For some use cases, however, we don’t need to gather data and fine-tune a model ourselves. Using AI-powered search engines for combining search results with LLM capabilities and other integrations for ingesting new data into LLMs should be enough.

Search Engine and Plugins

For instance, if we want to simply ask a question about recent events, we could leverage the new advancements in AI-powered search provided by services like Microsoft’s Bing Chat and Google’s Bard. 

We can use the same prompt as before, and the Bing chat is able to answer the question accurately while also providing sources for its statements and image suggestions.

Screen Shot 2023-06-13 at 17.39.54

Figure 2: Bing Chat Output - Conversation about recent data

There are also web browsing plugins that let you easily integrate LLMs in browser plugins. Alternatively, OpenAI itself offers a plugin for ChatGPT Plus subscribers.

LLM Augmenters

Let’s now explore some solutions that aim to solve the problem of questions and answers about documents.

  • LlamaIndex, a data framework that connects LLMs to enterprise data. It offers data connectors, indexing, and a query interface. Although this post won't delve into its details, it is a framework that is gaining traction in the community.
  • DocsGPT, which offers a Chat interface for answering questions about documentation.
  • PrivateGPT, a solution that focuses on privacy. It is able to answer questions about documents without requiring an Internet connection.

The latter two solutions will be briefly tested by asking about insights on the “GPTs are GPTs: An early look at the labor market impact potential of large language models” paper from OpenAI, which came out in 2023.

DocsGPT

The setup is very simple. You just need to clone the project; create a .env file and add your OpenAI API key; then build and run a docker-compose command, as pointed out by the official GitHub repository. The default model used is GPT 3.5. There is also a Live preview version where you can test the tool without installing it. As a Pro member, you can use GPT-4.

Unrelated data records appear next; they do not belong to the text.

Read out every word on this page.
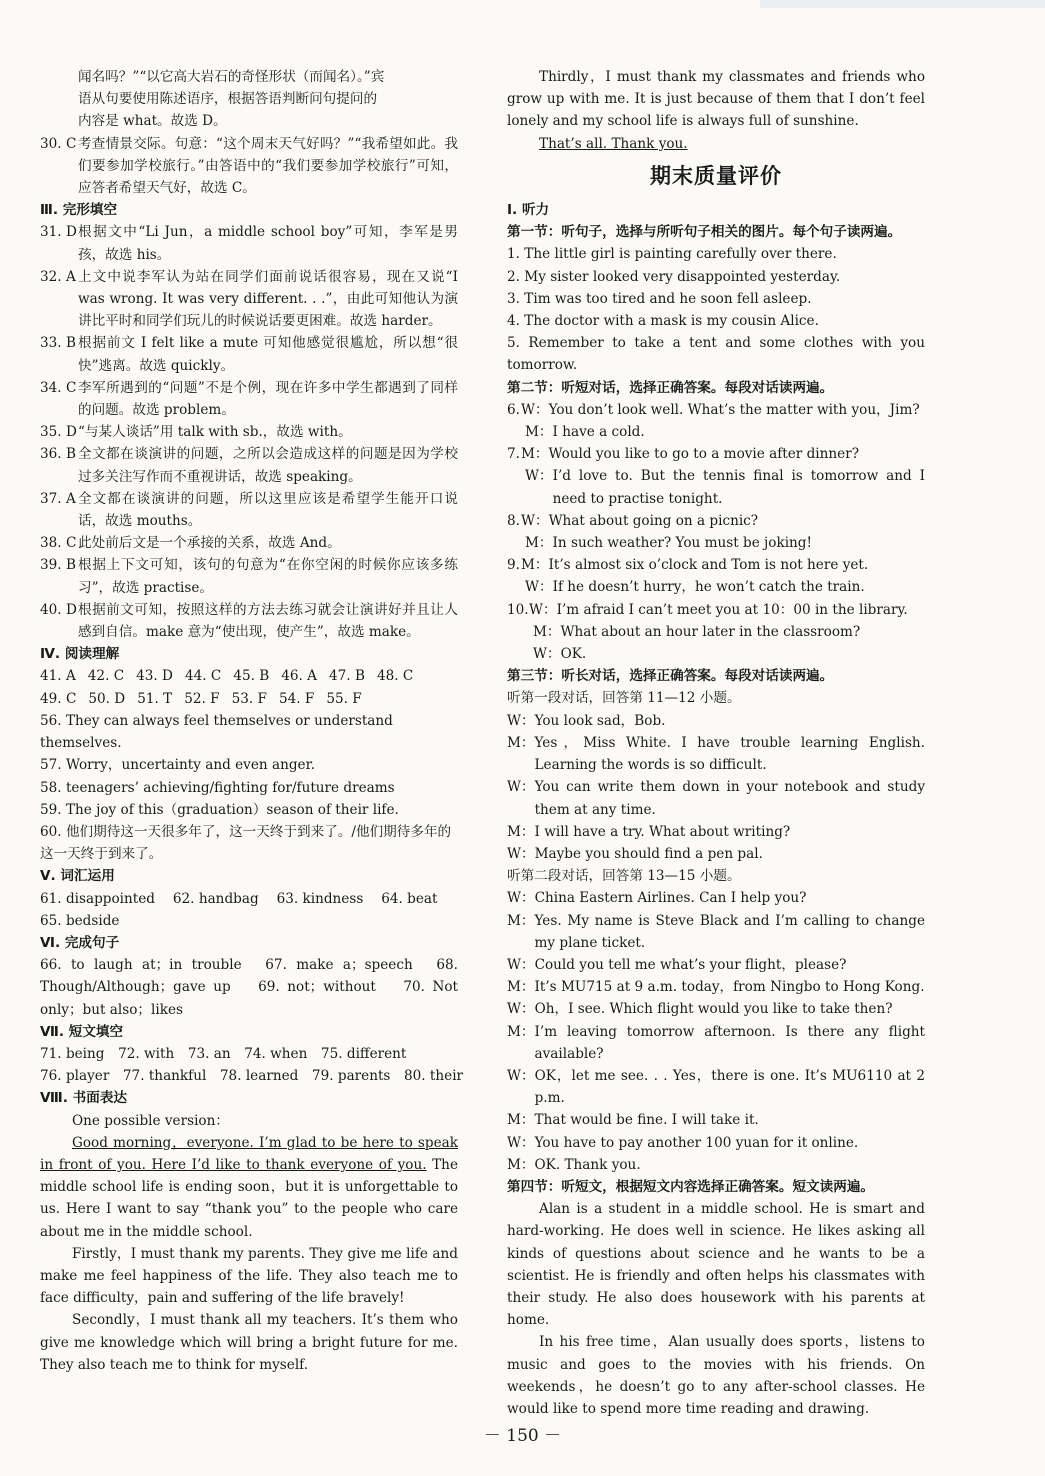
闻名吗？”“以它高大岩石的奇怪形状（而闻名）。”宾
语从句要使用陈述语序，根据答语判断问句提问的
内容是 what。故选 D。
30. C 考查情景交际。句意：“这个周末天气好吗？”“我希望如此。我们要参加学校旅行。”由答语中的“我们要参加学校旅行”可知，应答者希望天气好，故选 C。
Ⅲ. 完形填空
31. D 根据文中“Li Jun，a middle school boy”可知，李军是男孩，故选 his。
32. A 上文中说李军认为站在同学们面前说话很容易，现在又说“I was wrong. It was very different. . .”，由此可知他认为演讲比平时和同学们玩儿的时候说话要更困难。故选 harder。
33. B 根据前文 I felt like a mute 可知他感觉很尴尬，所以想“很快”逃离。故选 quickly。
34. C 李军所遇到的“问题”不是个例，现在许多中学生都遇到了同样的问题。故选 problem。
35. D “与某人谈话”用 talk with sb.，故选 with。
36. B 全文都在谈演讲的问题，之所以会造成这样的问题是因为学校过多关注写作而不重视讲话，故选 speaking。
37. A 全文都在谈演讲的问题，所以这里应该是希望学生能开口说话，故选 mouths。
38. C 此处前后文是一个承接的关系，故选 And。
39. B 根据上下文可知，该句的句意为“在你空闲的时候你应该多练习”，故选 practise。
40. D 根据前文可知，按照这样的方法去练习就会让演讲好并且让人感到自信。make 意为“使出现，使产生”，故选 make。
Ⅳ. 阅读理解
41. A 42. C 43. D 44. C 45. B 46. A 47. B 48. C
49. C 50. D 51. T 52. F 53. F 54. F 55. F
56. They can always feel themselves or understand themselves.
57. Worry，uncertainty and even anger.
58. teenagers’ achieving/fighting for/future dreams
59. The joy of this（graduation）season of their life.
60. 他们期待这一天很多年了，这一天终于到来了。/他们期待多年的这一天终于到来了。
Ⅴ. 词汇运用
61. disappointed　 62. handbag　 63. kindness　 64. beat
65. bedside
Ⅵ. 完成句子
66. to laugh at；in trouble　67. make a；speech　68. Though/Although；gave up　 69. not；without　 70. Not only；but also；likes
Ⅶ. 短文填空
71. being　72. with　73. an　74. when　75. different
76. player　77. thankful　78. learned　79. parents　80. their
Ⅷ. 书面表达
One possible version：
Good morning，everyone. I’m glad to be here to speak in front of you. Here I’d like to thank everyone of you. The middle school life is ending soon，but it is unforgettable to us. Here I want to say “thank you” to the people who care about me in the middle school.
Firstly，I must thank my parents. They give me life and make me feel happiness of the life. They also teach me to face difficulty，pain and suffering of the life bravely!
Secondly，I must thank all my teachers. It’s them who give me knowledge which will bring a bright future for me. They also teach me to think for myself.
Thirdly，I must thank my classmates and friends who grow up with me. It is just because of them that I don’t feel lonely and my school life is always full of sunshine.
That’s all. Thank you.
期末质量评价
Ⅰ. 听力
第一节：听句子，选择与所听句子相关的图片。每个句子读两遍。
1. The little girl is painting carefully over there.
2. My sister looked very disappointed yesterday.
3. Tim was too tired and he soon fell asleep.
4. The doctor with a mask is my cousin Alice.
5. Remember to take a tent and some clothes with you tomorrow.
第二节：听短对话，选择正确答案。每段对话读两遍。
6. W： You don’t look well. What’s the matter with you，Jim?
M： I have a cold.
7. M： Would you like to go to a movie after dinner?
W： I’d love to. But the tennis final is tomorrow and I need to practise tonight.
8. W： What about going on a picnic?
M： In such weather? You must be joking!
9. M： It’s almost six o’clock and Tom is not here yet.
W： If he doesn’t hurry，he won’t catch the train.
10. W： I’m afraid I can’t meet you at 10：00 in the library.
M： What about an hour later in the classroom?
W： OK.
第三节：听长对话，选择正确答案。每段对话读两遍。
听第一段对话，回答第 11—12 小题。
W： You look sad，Bob.
M： Yes，Miss White. I have trouble learning English. Learning the words is so difficult.
W： You can write them down in your notebook and study them at any time.
M： I will have a try. What about writing?
W： Maybe you should find a pen pal.
听第二段对话，回答第 13—15 小题。
W： China Eastern Airlines. Can I help you?
M： Yes. My name is Steve Black and I’m calling to change my plane ticket.
W： Could you tell me what’s your flight，please?
M： It’s MU715 at 9 a.m. today，from Ningbo to Hong Kong.
W： Oh，I see. Which flight would you like to take then?
M： I’m leaving tomorrow afternoon. Is there any flight available?
W： OK，let me see. . . Yes，there is one. It’s MU6110 at 2 p.m.
M： That would be fine. I will take it.
W： You have to pay another 100 yuan for it online.
M： OK. Thank you.
第四节：听短文，根据短文内容选择正确答案。短文读两遍。
Alan is a student in a middle school. He is smart and hard-working. He does well in science. He likes asking all kinds of questions about science and he wants to be a scientist. He is friendly and often helps his classmates with their study. He also does housework with his parents at home.
In his free time，Alan usually does sports，listens to music and goes to the movies with his friends. On weekends，he doesn’t go to any after-school classes. He would like to spend more time reading and drawing.
－ 150 －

DocsGPT supports some file formats, such as PDFs, TXT, MD, and others. From the UI, you can upload a file, which is limited to 10MB for the preview version, then select the document of your interest in the drop-down and ask questions about it. You can also pre-train on any document. You have the option to host DocsGPT locally and use other models outside of OpenAI in case you have the computational resources required to run these large models.

Here’s an example:

Screen Shot 2023-06-13 at 17.44.31

Figure 3: DocsGPT with GPT3.5 Output – Conversation on OpenAI’s Paper

PrivateGPT

To run it, you need to create a models folder in your project’s directory; download a LLM based on LlamaCpp or GPT4All and move to that folder (ggml-gpt4all-j-v1.3-groovy is the default); then place documents in a source_documents folder; run a ingest python script to parse the documents, create the embeddings and store them in a vector database. It should take a few minutes to create the embeddings. Finally, you can run the privateGPT script, which uses the local LLM you configured beforehand. For a laptop, this should take some minutes to complete the answer. 

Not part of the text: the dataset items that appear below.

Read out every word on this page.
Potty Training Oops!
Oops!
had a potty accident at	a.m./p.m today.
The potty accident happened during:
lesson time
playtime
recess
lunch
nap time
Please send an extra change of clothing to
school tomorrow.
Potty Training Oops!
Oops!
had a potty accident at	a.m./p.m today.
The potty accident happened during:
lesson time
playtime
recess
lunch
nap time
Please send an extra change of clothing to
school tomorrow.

PrivateGPT supports a wide range of file formats, including PDF, DOCX, PPT, EPUB and HTML, and others. You can easily drop new documents in the source_documents directory, then add them to the vector database with the ingest script. You can even run it without being connected to the internet. Since the focus of privateGPT is running models optimized for privacy locally, you should not expect the same level of results from larger models, such as GPT 3.5.

Here’s an example:

Screen Shot 2023-06-13 at 17.46.25

Figure 4: PrivateGPT with GPT4All-J Output – Conversation on OpenAI’s Paper

Key Takeaways

Despite ChatGPT capturing public attention, there are a plethora of other models, extensions, tools, and frameworks that are not getting enough attention amidst the amount of information available. This post explored some approaches for answering questions about documents outside of a LLMs’ training data, which would not be possible to do by LLMs alone. To address this issue, some options were briefly tested, such as using search engines, browser plugins and frameworks like DocsGPT and PrivateGPT. With new models and tools being made available every week, we can expect more widespread usage of these in many different use cases.